By T. Roble
GOOBJOOG NEWS|MOSCOW: Russia has said it is ready to supply weapons to Somalia to fight terrorism in what could spark a possible furore among key donors such as the U.S, EU and the UK which heavily finance the Somalia Security Forces and the African Union force operating in the country.
Russia’s Foreign Minister Sergey Lavrov made the announcement in a joint presser with his Somali counterpart Abshir Jama in Moscow.
“We have once again reiterated our readiness to meet the needs of the Somali national army for appropriate equipment to complete the efforts to combat the terrorists and extremists that still persist in that country,” Lavrov said.
The Russian top diplomat also noted that his country has ‘’always been in favour of resolving’ crises in African countries on the basis of their own ‘solutions’ and ‘compromises’.
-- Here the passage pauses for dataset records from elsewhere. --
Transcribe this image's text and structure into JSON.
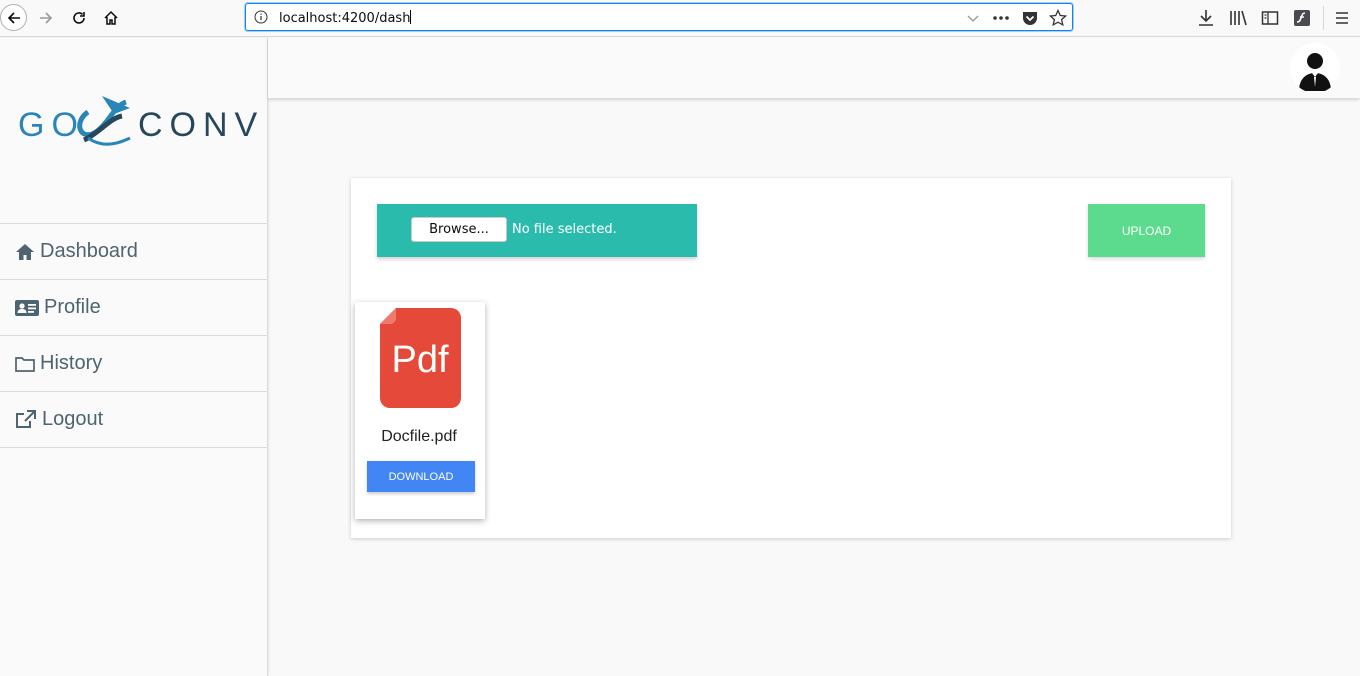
{
  "browser": {
    "url": "localhost:4200/dash",
    "icons": [
      "back-icon",
      "forward-icon",
      "reload-icon",
      "home-icon",
      "info-icon",
      "dropdown-icon",
      "more-icon",
      "pocket-icon",
      "bookmark-star-icon",
      "download-icon",
      "library-icon",
      "reader-icon",
      "flash-icon",
      "hamburger-menu-icon"
    ]
  },
  "sidebar": {
    "logo_text_left": "GO",
    "logo_text_right": "CONV",
    "items": [
      {
        "label": "Dashboard",
        "icon": "home-icon"
      },
      {
        "label": "Profile",
        "icon": "id-card-icon"
      },
      {
        "label": "History",
        "icon": "folder-icon"
      },
      {
        "label": "Logout",
        "icon": "external-link-icon"
      }
    ]
  },
  "header": {
    "avatar_icon": "user-avatar-icon"
  },
  "upload": {
    "browse_label": "Browse...",
    "status_text": "No file selected.",
    "upload_label": "UPLOAD"
  },
  "files": [
    {
      "name": "Docfile.pdf",
      "icon_text": "Pdf",
      "download_label": "DOWNLOAD"
    }
  ],
  "colors": {
    "teal": "#2bbbad",
    "green": "#5cdb8e",
    "blue": "#4285f4",
    "pdf_red": "#e5493a",
    "logo_blue": "#2a86b8",
    "logo_dark": "#27475a"
  }
}
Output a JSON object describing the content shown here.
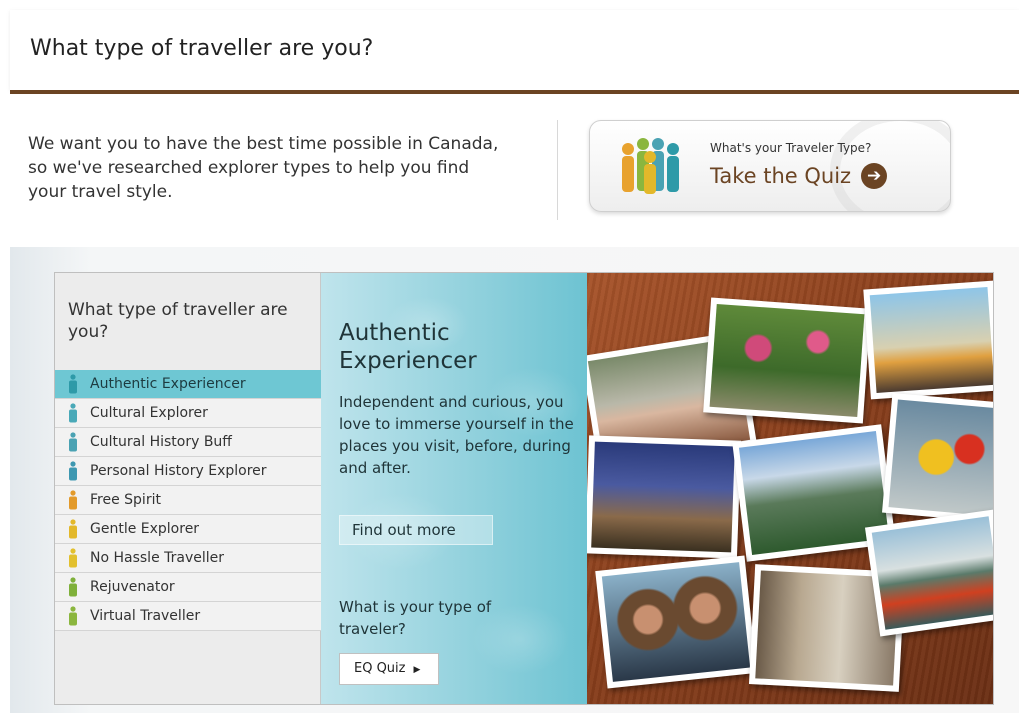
{
  "header": {
    "title": "What type of traveller are you?"
  },
  "intro": {
    "text": "We want you to have the best time possible in Canada, so we've researched explorer types to help you find your travel style."
  },
  "quiz_button": {
    "subtitle": "What's your Traveler Type?",
    "label": "Take the Quiz",
    "arrow": "➔"
  },
  "widget": {
    "sidebar_title": "What type of traveller are you?",
    "types": [
      {
        "label": "Authentic Experiencer",
        "color": "#2e9aa8",
        "active": true
      },
      {
        "label": "Cultural Explorer",
        "color": "#49a9b8",
        "active": false
      },
      {
        "label": "Cultural History Buff",
        "color": "#4aa2b3",
        "active": false
      },
      {
        "label": "Personal History Explorer",
        "color": "#3e98b1",
        "active": false
      },
      {
        "label": "Free Spirit",
        "color": "#e39a2a",
        "active": false
      },
      {
        "label": "Gentle Explorer",
        "color": "#e3b82a",
        "active": false
      },
      {
        "label": "No Hassle Traveller",
        "color": "#e2c02e",
        "active": false
      },
      {
        "label": "Rejuvenator",
        "color": "#7fb03a",
        "active": false
      },
      {
        "label": "Virtual Traveller",
        "color": "#8bb63e",
        "active": false
      }
    ],
    "detail": {
      "title": "Authentic Experiencer",
      "description": "Independent and curious, you love to immerse yourself in the places you visit, before, during and after.",
      "find_more": "Find out more",
      "question": "What is your type of traveler?",
      "quiz_label": "EQ Quiz",
      "quiz_arrow": "▶"
    }
  },
  "colors": {
    "brand_brown": "#6b4423",
    "teal": "#6ec7d3"
  }
}
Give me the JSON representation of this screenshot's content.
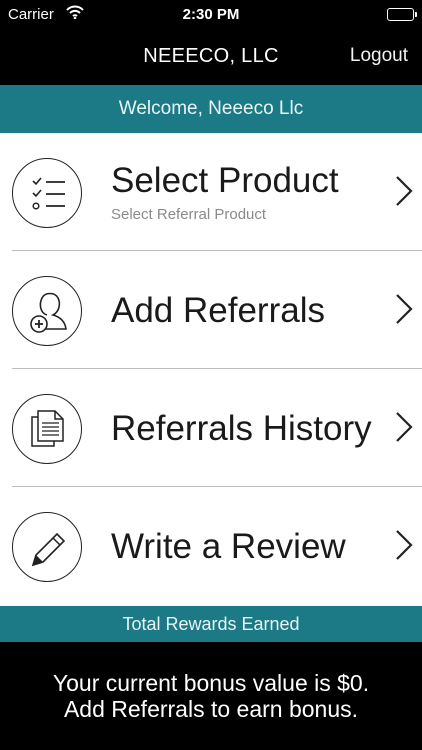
{
  "status_bar": {
    "carrier": "Carrier",
    "time": "2:30 PM",
    "wifi_icon": "wifi-icon",
    "battery_icon": "battery-icon"
  },
  "nav": {
    "title": "NEEECO, LLC",
    "logout": "Logout"
  },
  "welcome": "Welcome, Neeeco Llc",
  "menu": {
    "items": [
      {
        "label": "Select Product",
        "sublabel": "Select Referral Product",
        "icon": "checklist-icon"
      },
      {
        "label": "Add Referrals",
        "icon": "add-user-icon"
      },
      {
        "label": "Referrals History",
        "icon": "documents-icon"
      },
      {
        "label": "Write a Review",
        "icon": "pencil-icon"
      }
    ]
  },
  "rewards": {
    "title": "Total Rewards Earned",
    "line1": "Your current bonus value is $0.",
    "line2": "Add Referrals to earn bonus."
  },
  "colors": {
    "teal": "#1b7a85",
    "black": "#000000",
    "white": "#ffffff"
  }
}
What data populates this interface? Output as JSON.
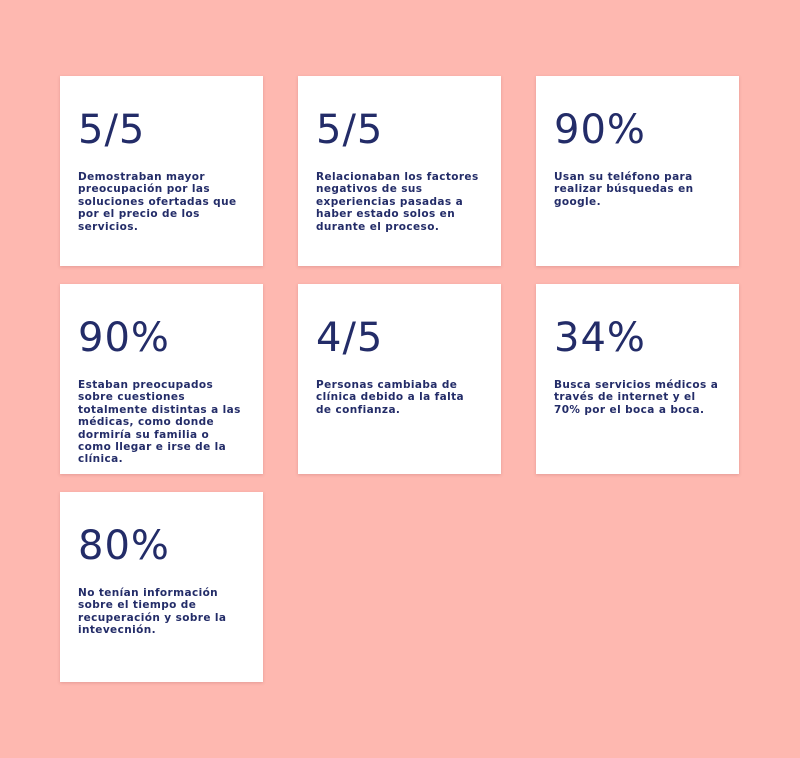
{
  "colors": {
    "background": "#FEB8B0",
    "card": "#FFFFFF",
    "text": "#232C68"
  },
  "cards": [
    {
      "stat": "5/5",
      "text": "Demostraban mayor preocupación por las soluciones ofertadas que por el precio de los servicios."
    },
    {
      "stat": "5/5",
      "text": "Relacionaban los factores negativos de sus experiencias pasadas a haber estado solos en durante el proceso."
    },
    {
      "stat": "90%",
      "text": "Usan su teléfono para realizar búsquedas en google."
    },
    {
      "stat": "90%",
      "text": "Estaban preocupados sobre cuestiones totalmente distintas a las médicas, como donde dormiría su familia o como llegar e irse de la clínica."
    },
    {
      "stat": "4/5",
      "text": "Personas cambiaba de clínica debido a la falta de confianza."
    },
    {
      "stat": "34%",
      "text": "Busca servicios médicos a través de internet y el 70% por el boca a boca."
    },
    {
      "stat": "80%",
      "text": "No tenían información sobre el tiempo de recuperación y sobre la intevecnión."
    }
  ]
}
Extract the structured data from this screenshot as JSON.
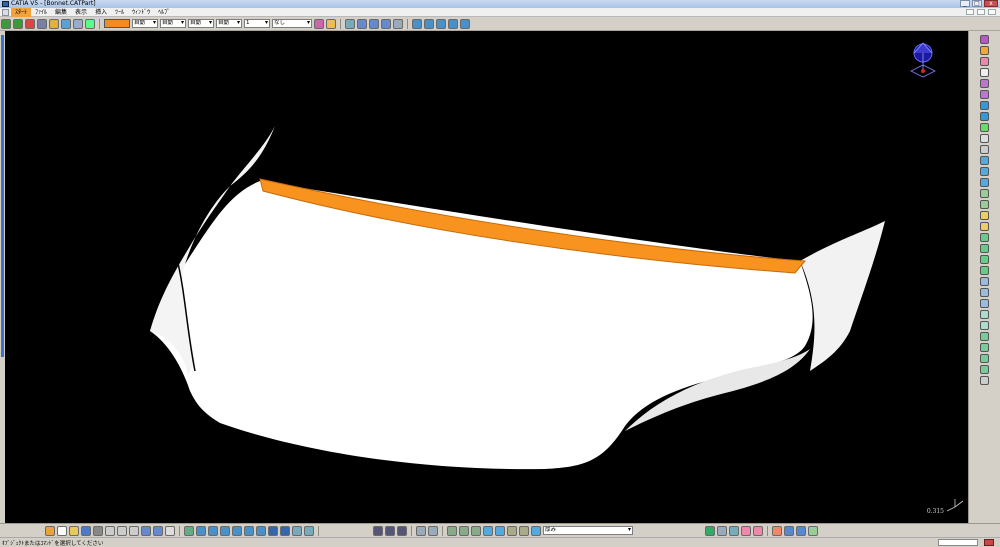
{
  "window": {
    "title": "CATIA V5 - [Bonnet.CATPart]",
    "controls": [
      "_",
      "□",
      "x"
    ]
  },
  "menu": {
    "items": [
      "ｽﾀｰﾄ",
      "ﾌｧｲﾙ",
      "編集",
      "表示",
      "挿入",
      "ﾂｰﾙ",
      "ｳｨﾝﾄﾞｳ",
      "ﾍﾙﾌﾟ"
    ],
    "active_index": 0
  },
  "graphic_properties": {
    "fill_color": "#f28c1e",
    "transparency": "自動",
    "line_thickness": "自動",
    "line_type": "自動",
    "point_type": "自動",
    "layer_label": "1",
    "rendering_style": "なし"
  },
  "viewport": {
    "background": "#000000",
    "scale_readout": "0.315",
    "highlight_color": "#f7931e"
  },
  "bottom_toolbar": {
    "view_mode": "厚み"
  },
  "status": {
    "message": "ｵﾌﾞｼﾞｪｸﾄまたはｺﾏﾝﾄﾞを選択してください"
  }
}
On his part, Jama said his country a ‘full victory’ against Al-Shabaab in Somalia cannot be realised ‘without the support of the international community. Somalia is currently engaged in a near one-year-long war against Al-Shabaab. President Mohamud announced in April that the operation will soon enter the second phase toward the southern parts of the country.
The visit by Jama to Russia comes at a time Washington and Moscow are bitterly engaged in war of words over the war in Ukraine which Russia started last year by sending troops across the border to Ukraine.
Although Somalia voted in favour of condemnation of the war at the UN, the visit at a time Western countries are seeking the isolation of the Vladimir Putin regime is likely to generate discomfort among key supporters of Somalia such as the UK, US and the European Union.
Between 2010 and 2020, the United States is estimated to have provided more than $500 million in direct security assistance to Somali Forces.
During the 1960s and 70s Somalia oscillated between Washington and Moscow in search of military and economic support as the two powers sought to maintain a geopolitical influence in the Horn of Africa. Amid growing international isolation, Russia has been on a diplomatic charm offensive to win support, especially from the developing South such as Africa.
Russia announced in 2020 it had secured a deal with the military leadership in Sudan to establish a naval base but disputes between the Revolutionary Council appeared to have scuttled the deal. Sudan is now embroiled in a deadly civil war.